In warm weather, it is especially important to keep food that should be hot hot, and food that should be chilled cold!
Bacteria and parasites can be present in some foods you might be unlucky enough to purchase before they've even reached your front door. Prime candidates are prepared chilled ready meals and side salads like coleslaw which sit on supermarket shelves. Avoid any of these which don't need cooking, and make sure you heat them thoroughly if they do need cooking. Obviously salads like coleslaw are supposed to be eaten straight, so avoid these. Also items which might contain raw or undercooked egg (like posh mayonnaise) and unpasteurised dairy products like soft cheeses should always be avoided during pregnancy.
However, other foods which are quite safe usually, might set off stomach illness which can at least cause you great discomfort and at worst harm you and your baby.
Use your fridge!
Do not leave foods out of the fridge for more than 20 minutes when the air is warmer. If you are going to freeze food you have cooked, make sure you freeze it as soon as it is cool.
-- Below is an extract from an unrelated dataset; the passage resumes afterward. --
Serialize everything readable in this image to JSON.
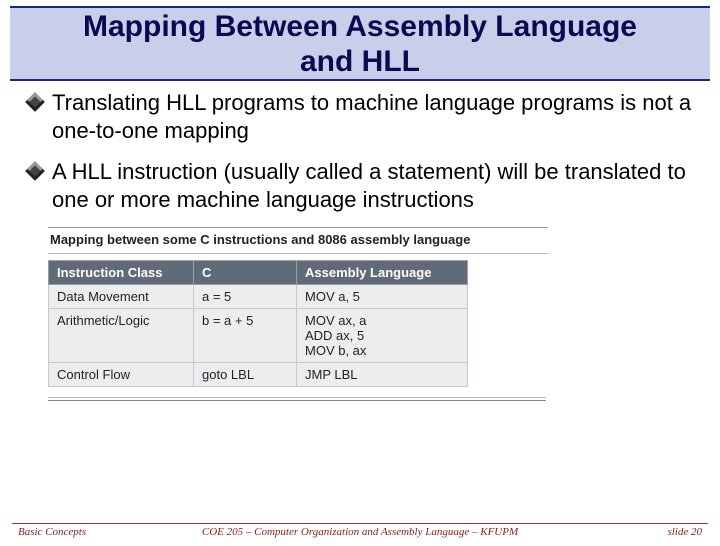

Even things like cream need to be chilled and not allowed to warm up on the kitchen counter.
The big thaw
If you are using something from the freezer which needs to be defrosted, do this in a microwave with a defrost setting or plan ahead and thaw it in the fridge. Do NOT let it defrost at room temperature.
Raw meat and fish
Store raw meat and fish away from other food in your fridge and when preparing these, use a non-porous surface like a glass or marble chopping board rather than a wooden one. Also make sure you then use another knife for cutting vegetables or fruit which aren't going to be cooked.
Barbecues are popular every summer but these are a real breeding ground for bacteria as salads and meat are often left outside for some time before being cooked or eaten.
Salmonella is a common problem with chicken. Whether it's cooked on a barbecue or in a regular oven, make sure there is not dark pink flesh or blood evident when you're ready to eat it. The juices should run clear when it is cooked. It's a good idea to part-cook the chicken in the oven first, but make sure you do this just before taking it to the barbecue rather than leaving it stand half-cooked for too long and letting in cool down. That will only make the bacteria spread more quickly.
Meats which have been processed, like sausages or burgers, should never be eaten rare (by a pregnant woman or anyone else!) and beef can be a risk from e-coli so make sure it is well cooked.
On a barbecue, make sure you have prepared it hours in advance as this way it will be really hot and the flames won't just burn the outside without cooking the food through.